Cumpre ressaltar que as mudanças da IN 20/2005 do Incra propostas pelo governo no fim do ano já foram rechaçadas por diversas associações quilombolas e a Coordenação Nacional de Articulação das Comunidades Negras Rurais Quilombolas (CONAQ). Em nota divulgada à imprensa, os quilombolas denunciaram que tais mudanças representam um retrocesso às garantia de seus direitos socioculturais, dentre outras razões, porque tornam o processo mais burocratizado e moroso.
Não houve transparência no processo de definição da nova norma. A minuta foi elaborada por um grupo de trabalho do governo e, somente após meses de atividade, os quilombolas foram convocados para referendar um texto pronto sem ampla possibilidade de contribuição com o conteúdo do mesmo. Tal fato ocorreu em dezembro de 2007 quando os quilombolas se recusaram a tomar parte e denunciaram uma consulta inventada, que não havia sido seriamente preparada. Procedimento semelhante irá se repetir agora na segunda chamada para “consulta” prevista para abril de 2008. Novamente, o prazo e o formato proposto pela Advocacia Geral da União não permitirá que a minuta possa ser efetivamente discutida pelos quilombolas.
Diante do exposto, as organizações abaixo-assinadas vêm a público:
- Defender a constitucionalidade do Decreto 4.887/2003 reforçando que a simples existência de uma Ação Direta de Inconstitucionalidade não significa que a reclamação que ali existe será julgada procedente pelo Supremo Tribunal Federal.
- Conclamar os Deputados e Senadores a Rejeitarem os Decretos Legislativos 44/2007 e 326/2007, seguindo o exemplo da Comissão de Direitos Humanos e Minorias da Câmara dos Deputados que aprovou parecer contrário ao PDC 44, em outubro de 2007.

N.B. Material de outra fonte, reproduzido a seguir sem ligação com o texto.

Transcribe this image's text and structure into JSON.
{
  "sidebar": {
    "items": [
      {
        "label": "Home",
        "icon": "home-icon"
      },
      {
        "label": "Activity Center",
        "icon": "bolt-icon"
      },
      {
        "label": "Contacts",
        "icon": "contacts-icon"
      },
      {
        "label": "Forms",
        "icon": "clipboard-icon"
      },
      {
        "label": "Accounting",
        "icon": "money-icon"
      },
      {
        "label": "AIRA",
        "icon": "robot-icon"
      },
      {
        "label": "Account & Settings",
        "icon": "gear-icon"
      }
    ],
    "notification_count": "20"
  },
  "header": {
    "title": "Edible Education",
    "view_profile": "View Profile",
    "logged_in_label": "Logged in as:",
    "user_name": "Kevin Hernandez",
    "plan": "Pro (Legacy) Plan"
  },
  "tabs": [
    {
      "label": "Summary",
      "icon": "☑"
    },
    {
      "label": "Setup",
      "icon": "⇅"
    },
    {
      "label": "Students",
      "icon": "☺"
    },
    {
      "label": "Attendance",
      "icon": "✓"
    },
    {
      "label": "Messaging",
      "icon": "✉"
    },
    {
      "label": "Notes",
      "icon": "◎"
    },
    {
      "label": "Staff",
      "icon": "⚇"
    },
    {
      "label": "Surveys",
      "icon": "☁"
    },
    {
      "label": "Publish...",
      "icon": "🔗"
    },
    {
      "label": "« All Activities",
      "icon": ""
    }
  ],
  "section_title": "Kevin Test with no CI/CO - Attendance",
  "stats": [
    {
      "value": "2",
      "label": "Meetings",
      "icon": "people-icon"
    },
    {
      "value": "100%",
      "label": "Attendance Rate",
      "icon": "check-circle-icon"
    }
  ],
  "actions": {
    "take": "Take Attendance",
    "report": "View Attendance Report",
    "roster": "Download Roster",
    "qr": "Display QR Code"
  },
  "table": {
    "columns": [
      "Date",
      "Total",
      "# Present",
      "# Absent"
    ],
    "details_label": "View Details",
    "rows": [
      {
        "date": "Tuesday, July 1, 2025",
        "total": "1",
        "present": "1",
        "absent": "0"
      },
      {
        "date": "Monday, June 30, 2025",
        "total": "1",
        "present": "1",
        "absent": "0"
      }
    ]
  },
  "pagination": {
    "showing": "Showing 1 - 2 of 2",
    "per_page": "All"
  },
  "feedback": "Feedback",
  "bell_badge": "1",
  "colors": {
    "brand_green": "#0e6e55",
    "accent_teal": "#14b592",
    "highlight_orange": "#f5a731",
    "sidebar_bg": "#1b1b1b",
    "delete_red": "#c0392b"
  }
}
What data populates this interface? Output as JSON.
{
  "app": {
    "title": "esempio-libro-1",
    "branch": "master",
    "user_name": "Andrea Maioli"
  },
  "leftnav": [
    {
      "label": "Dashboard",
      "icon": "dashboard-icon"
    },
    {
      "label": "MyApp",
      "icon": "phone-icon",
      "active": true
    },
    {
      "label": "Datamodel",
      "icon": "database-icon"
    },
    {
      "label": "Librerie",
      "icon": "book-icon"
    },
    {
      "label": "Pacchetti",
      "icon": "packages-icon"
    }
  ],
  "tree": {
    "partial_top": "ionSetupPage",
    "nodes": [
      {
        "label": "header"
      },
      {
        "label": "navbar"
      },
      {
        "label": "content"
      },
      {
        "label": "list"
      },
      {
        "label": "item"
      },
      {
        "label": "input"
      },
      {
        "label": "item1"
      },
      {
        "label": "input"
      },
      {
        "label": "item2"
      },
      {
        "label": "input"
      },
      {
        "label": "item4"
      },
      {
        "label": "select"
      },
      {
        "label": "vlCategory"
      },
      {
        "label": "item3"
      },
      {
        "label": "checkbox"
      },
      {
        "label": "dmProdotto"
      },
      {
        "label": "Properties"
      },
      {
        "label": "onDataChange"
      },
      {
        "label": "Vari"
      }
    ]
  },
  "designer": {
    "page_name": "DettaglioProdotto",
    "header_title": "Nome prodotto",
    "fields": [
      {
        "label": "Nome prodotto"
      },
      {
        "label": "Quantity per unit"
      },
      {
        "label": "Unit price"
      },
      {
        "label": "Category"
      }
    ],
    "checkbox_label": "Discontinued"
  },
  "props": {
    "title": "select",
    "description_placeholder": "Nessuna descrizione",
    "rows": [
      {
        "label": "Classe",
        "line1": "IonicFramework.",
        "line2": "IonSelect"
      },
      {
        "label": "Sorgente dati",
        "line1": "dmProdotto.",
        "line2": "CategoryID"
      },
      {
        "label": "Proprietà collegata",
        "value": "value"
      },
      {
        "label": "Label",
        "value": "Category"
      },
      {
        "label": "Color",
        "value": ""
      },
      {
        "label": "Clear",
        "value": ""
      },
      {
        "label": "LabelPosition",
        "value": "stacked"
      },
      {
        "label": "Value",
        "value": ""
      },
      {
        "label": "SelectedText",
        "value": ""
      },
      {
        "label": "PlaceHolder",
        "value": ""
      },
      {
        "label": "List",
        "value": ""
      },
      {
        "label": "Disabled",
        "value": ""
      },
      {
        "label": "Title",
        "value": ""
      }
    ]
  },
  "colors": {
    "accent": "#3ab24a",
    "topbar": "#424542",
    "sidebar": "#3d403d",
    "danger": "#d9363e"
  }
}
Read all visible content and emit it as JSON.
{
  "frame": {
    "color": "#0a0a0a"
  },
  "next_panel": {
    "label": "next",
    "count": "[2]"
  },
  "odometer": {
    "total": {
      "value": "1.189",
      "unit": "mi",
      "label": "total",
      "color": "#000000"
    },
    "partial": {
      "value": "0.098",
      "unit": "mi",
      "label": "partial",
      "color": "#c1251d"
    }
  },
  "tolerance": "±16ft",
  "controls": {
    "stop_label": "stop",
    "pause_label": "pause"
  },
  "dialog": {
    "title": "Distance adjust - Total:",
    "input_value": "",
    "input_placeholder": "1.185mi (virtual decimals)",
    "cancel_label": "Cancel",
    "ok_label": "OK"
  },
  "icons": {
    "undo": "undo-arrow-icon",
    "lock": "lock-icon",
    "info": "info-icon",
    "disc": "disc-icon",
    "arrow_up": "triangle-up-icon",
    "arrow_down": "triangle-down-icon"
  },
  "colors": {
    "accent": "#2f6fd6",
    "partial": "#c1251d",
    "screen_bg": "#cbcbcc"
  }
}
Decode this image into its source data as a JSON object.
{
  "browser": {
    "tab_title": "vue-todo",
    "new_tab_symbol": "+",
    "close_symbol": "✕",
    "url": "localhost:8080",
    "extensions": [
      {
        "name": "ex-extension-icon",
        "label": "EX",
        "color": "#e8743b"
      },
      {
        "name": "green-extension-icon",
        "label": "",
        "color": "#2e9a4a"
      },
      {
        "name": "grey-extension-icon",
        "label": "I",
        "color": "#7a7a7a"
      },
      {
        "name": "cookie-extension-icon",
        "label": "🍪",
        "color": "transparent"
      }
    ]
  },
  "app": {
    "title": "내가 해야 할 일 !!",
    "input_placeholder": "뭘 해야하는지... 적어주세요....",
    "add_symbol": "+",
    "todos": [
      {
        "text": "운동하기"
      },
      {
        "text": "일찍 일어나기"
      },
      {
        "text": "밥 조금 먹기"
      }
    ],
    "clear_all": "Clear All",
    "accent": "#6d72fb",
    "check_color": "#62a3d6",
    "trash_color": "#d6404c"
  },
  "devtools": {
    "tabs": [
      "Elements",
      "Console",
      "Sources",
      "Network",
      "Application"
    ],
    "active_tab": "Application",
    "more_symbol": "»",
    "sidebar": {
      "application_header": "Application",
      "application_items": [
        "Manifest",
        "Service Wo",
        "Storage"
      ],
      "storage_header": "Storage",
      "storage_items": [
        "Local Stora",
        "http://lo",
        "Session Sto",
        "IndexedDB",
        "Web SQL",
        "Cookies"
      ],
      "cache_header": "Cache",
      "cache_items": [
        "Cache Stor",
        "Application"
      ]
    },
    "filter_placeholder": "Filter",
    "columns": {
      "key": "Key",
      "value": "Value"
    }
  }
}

- Denunciar que as mudanças da IN 20/2005 do Incra nos termos propostos pelo governo representam um retrocesso na garantia dos direitos quilombolas reconhecidos na Constituição Federal, na Convenção 169 da OIT e no Decreto 4.887/2003.
- Repudiar a forma não transparente como o governo federal atuou na elaboração da nova instrução normativa.
- Exigir que o governo federal respeite e garanta as condições adequadas para que se estabeleça um processo de consulta legítimo, que permita a ampla discussão e participação do movimento e da sociedade civil, conforme determina a Convenção 169 da OIT.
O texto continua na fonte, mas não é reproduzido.